It’s time to grow! It’s fun, it’s scary sometimes, but keep going and growing. Try that new recipe! Train your dog! Work out that budget! Take that guitar class! Climb that mountain! If you don’t know where to start, learn from what others have done. No need to reinvent the wheel. No need to be impulsive. Learn from others and commit. Stop sitting at the fork in the road. Learn from others mistakes and success and move. Keep growing!
Here is one thing you can do to overcome a measure of your own mediocrity and grow.
- Write down every should you can identify.
- Pick one that you really want to do and is feasible.

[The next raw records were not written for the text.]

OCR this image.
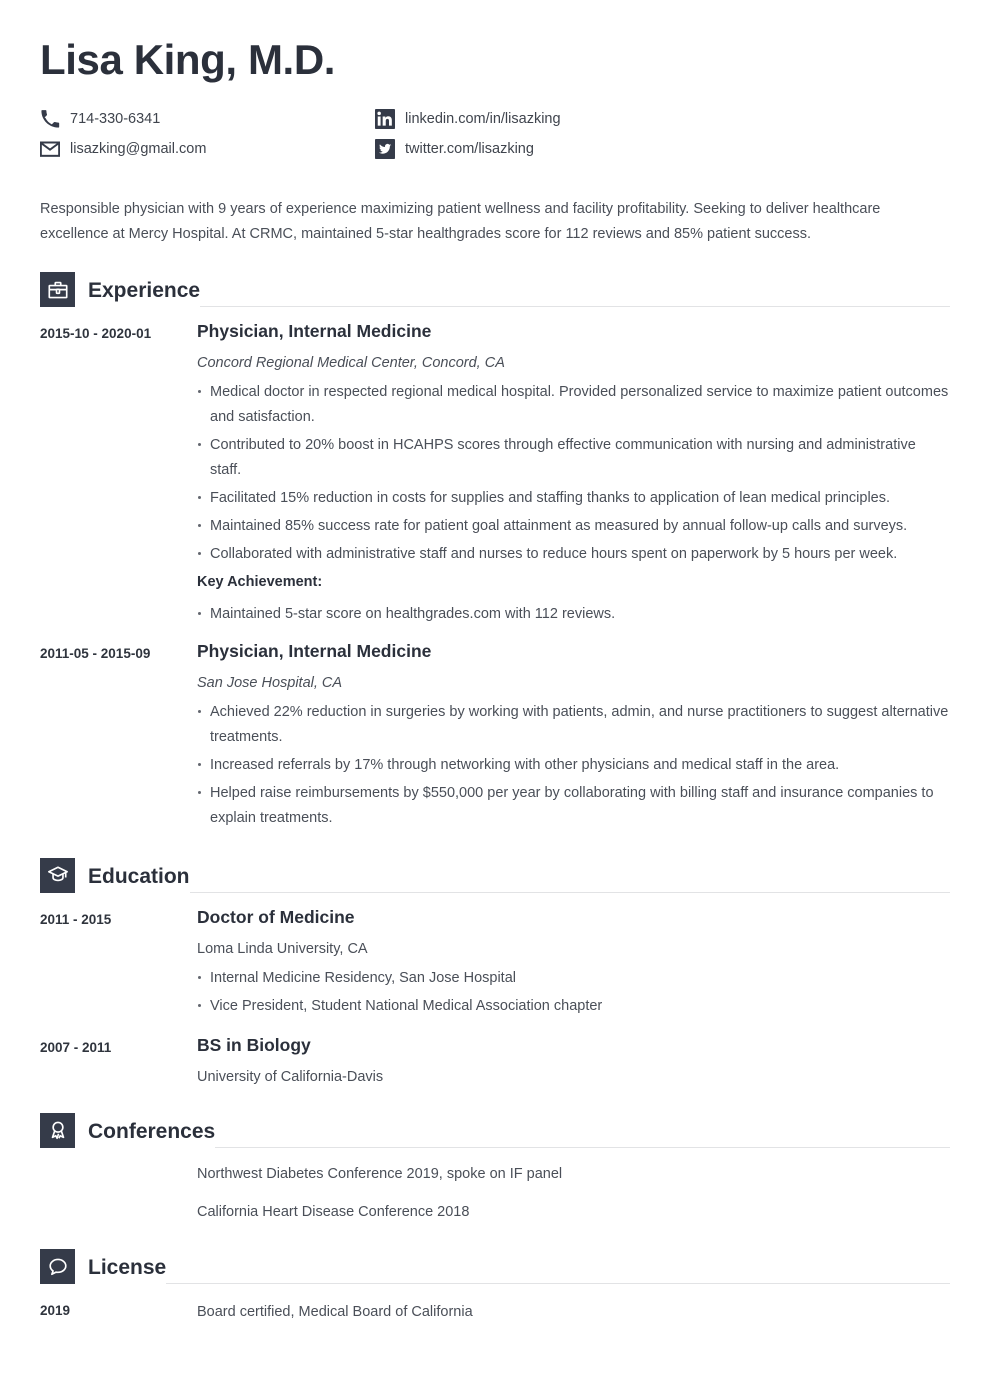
Lisa King, M.D.
714-330-6341	linkedin.com/in/lisazking
lisazking@gmail.com	twitter.com/lisazking

Responsible physician with 9 years of experience maximizing patient wellness and facility profitability. Seeking to deliver healthcare excellence at Mercy Hospital. At CRMC, maintained 5-star healthgrades score for 112 reviews and 85% patient success.

Experience
2015-10 - 2020-01	Physician, Internal Medicine
Concord Regional Medical Center, Concord, CA
Medical doctor in respected regional medical hospital. Provided personalized service to maximize patient outcomes and satisfaction.
Contributed to 20% boost in HCAHPS scores through effective communication with nursing and administrative staff.
Facilitated 15% reduction in costs for supplies and staffing thanks to application of lean medical principles.
Maintained 85% success rate for patient goal attainment as measured by annual follow-up calls and surveys.
Collaborated with administrative staff and nurses to reduce hours spent on paperwork by 5 hours per week.
Key Achievement:
Maintained 5-star score on healthgrades.com with 112 reviews.
2011-05 - 2015-09	Physician, Internal Medicine
San Jose Hospital, CA
Achieved 22% reduction in surgeries by working with patients, admin, and nurse practitioners to suggest alternative treatments.
Increased referrals by 17% through networking with other physicians and medical staff in the area.
Helped raise reimbursements by $550,000 per year by collaborating with billing staff and insurance companies to explain treatments.
Education
2011 - 2015	Doctor of Medicine
Loma Linda University, CA
Internal Medicine Residency, San Jose Hospital
Vice President, Student National Medical Association chapter
2007 - 2011	BS in Biology
University of California-Davis
Conferences
Northwest Diabetes Conference 2019, spoke on IF panel
California Heart Disease Conference 2018
License
2019	Board certified, Medical Board of California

- Write it as a want instead of a should.
- Make it happen.
- I should run three times a week
- I should buy healthy snacks
- I should go to bed earlier
- I should go on a hike this weekend
- I should learn a new recipe for a chicken dinner
- I should eat more fresh broccoli
- I should read “As a Man Thinketh”
The one I choose is number 7. I should read “As a Man Thinketh.” Now I write it as a want
I want to read, “As a Man Thinketh” by James Allen. Whoa, that feels different. Getting rid of the should and replacing it with want feels more motivating now I make it happen, hey the book is free online and it’s short. I can read that in an hour.Sweet! What’s next?!
See how that works? Now if you’re really inspired by this blog, go and try this on your own. Share with others this life changing experience and keep growing, it’s so fun!